En este Trigésimo Domingo del Tiempo Ordinario, leemos en el Evangelio de Marcos:
Después llegaron a Jericó. Cuando Jesús salía de allí, acompañado de sus discípulos y de una gran multitud, el hijo de Timeo –Bartimeo, un mendigo ciego– estaba sentado junto al camino. Al enterarse de que pasaba Jesús, el Nazareno, se puso a gritar: “¡Jesús, Hijo de David, ten piedad de mí!”. Muchos lo reprendían para que se callara, pero él gritaba más fuerte: “¡Hijo de David, ten piedad de mí!”. Jesús se detuvo y dijo: “Llámenlo”. Entonces llamaron al ciego y le dijeron: “¡Animo, levántate! El te llama”. Y el ciego, arrojando su manto, se puso de pie de un salto y fue hacia él.
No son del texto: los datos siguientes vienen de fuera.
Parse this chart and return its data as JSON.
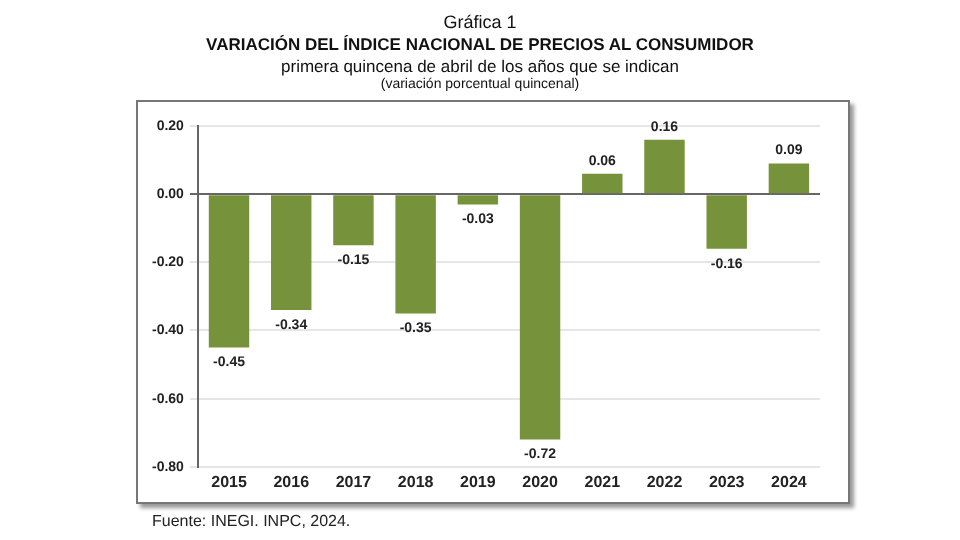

Jesús le preguntó: “¿Qué quieres que haga por ti?”. El le respondió: “Maestro, que yo pueda ver”. Jesús le dijo: “Vete, tu fe te ha salvado”. En seguida comenzó a ver y lo siguió por el camino (Marcos 10: 46-52).
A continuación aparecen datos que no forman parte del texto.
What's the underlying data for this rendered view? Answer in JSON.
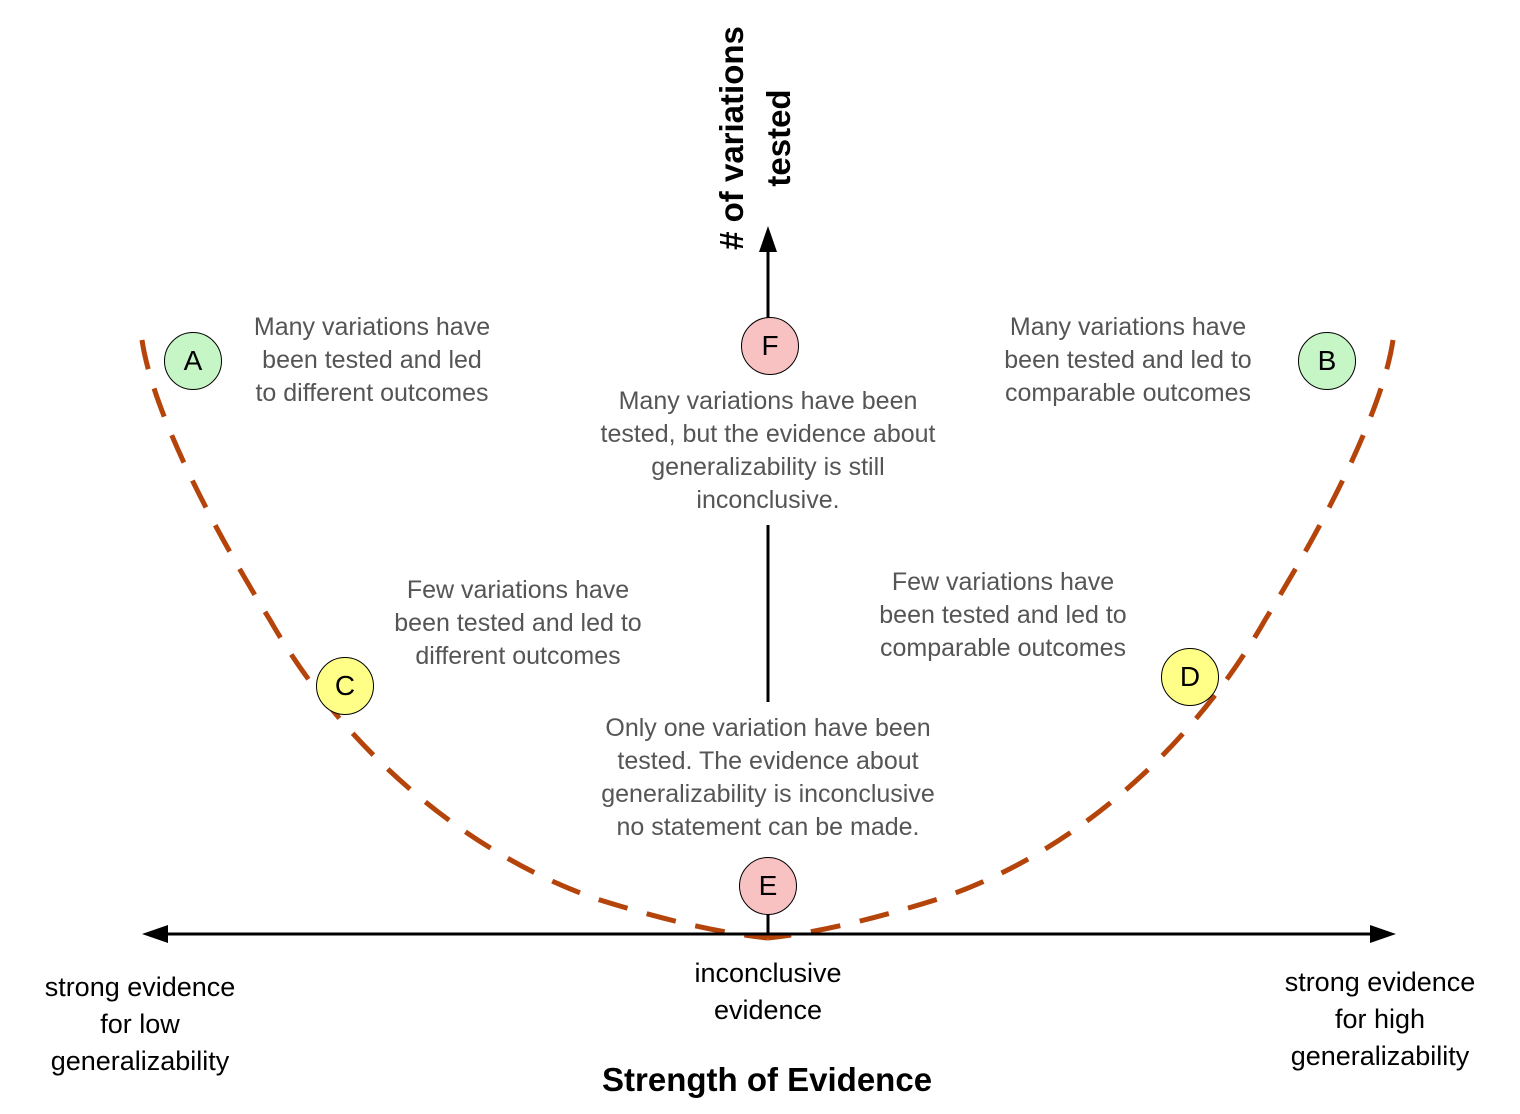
{
  "colors": {
    "curve": "#b5440b",
    "axis": "#000000",
    "text": "#555555",
    "node_green": "#c6f5c6",
    "node_yellow": "#ffff88",
    "node_red": "#f9c2c2"
  },
  "x_axis": {
    "title": "Strength of Evidence",
    "left_label": [
      "strong evidence",
      "for low",
      "generalizability"
    ],
    "center_label": [
      "inconclusive",
      "evidence"
    ],
    "right_label": [
      "strong evidence",
      "for high",
      "generalizability"
    ]
  },
  "y_axis": {
    "title": [
      "# of variations",
      "tested"
    ]
  },
  "nodes": {
    "A": {
      "label": "A",
      "color": "green",
      "text": [
        "Many variations have",
        "been tested and led",
        "to different outcomes"
      ]
    },
    "B": {
      "label": "B",
      "color": "green",
      "text": [
        "Many variations have",
        "been tested and led to",
        "comparable outcomes"
      ]
    },
    "C": {
      "label": "C",
      "color": "yellow",
      "text": [
        "Few variations have",
        "been tested and led to",
        "different outcomes"
      ]
    },
    "D": {
      "label": "D",
      "color": "yellow",
      "text": [
        "Few variations have",
        "been tested and led to",
        "comparable outcomes"
      ]
    },
    "E": {
      "label": "E",
      "color": "red",
      "text": [
        "Only one variation have been",
        "tested. The evidence about",
        "generalizability is inconclusive",
        "no statement can be made."
      ]
    },
    "F": {
      "label": "F",
      "color": "red",
      "text": [
        "Many variations have been",
        "tested, but the evidence about",
        "generalizability is still",
        "inconclusive."
      ]
    }
  }
}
A primera vista, podríamos sentirnos tentados a decir: “Bueno, eso es bueno; Jesús hace un milagro por un ciego. Entonces, ¿qué tiene eso que ver conmigo en el siglo XXI?
Bueno, al igual que Timeo, también podríamos estar ciegos. Es posible que nuestra ceguera no afecte a nuestra vista. Más bien, podríamos estar ciegos ante nuestras propias faltas. Podríamos estar ciegos a la bondad que está enterrada en los demás. Podríamos estar ciegos al camino que Dios nos pide que sigamos. La buena noticia, sin embargo, es que Jesús puede eliminar la ceguera si tan solo se lo pedimos.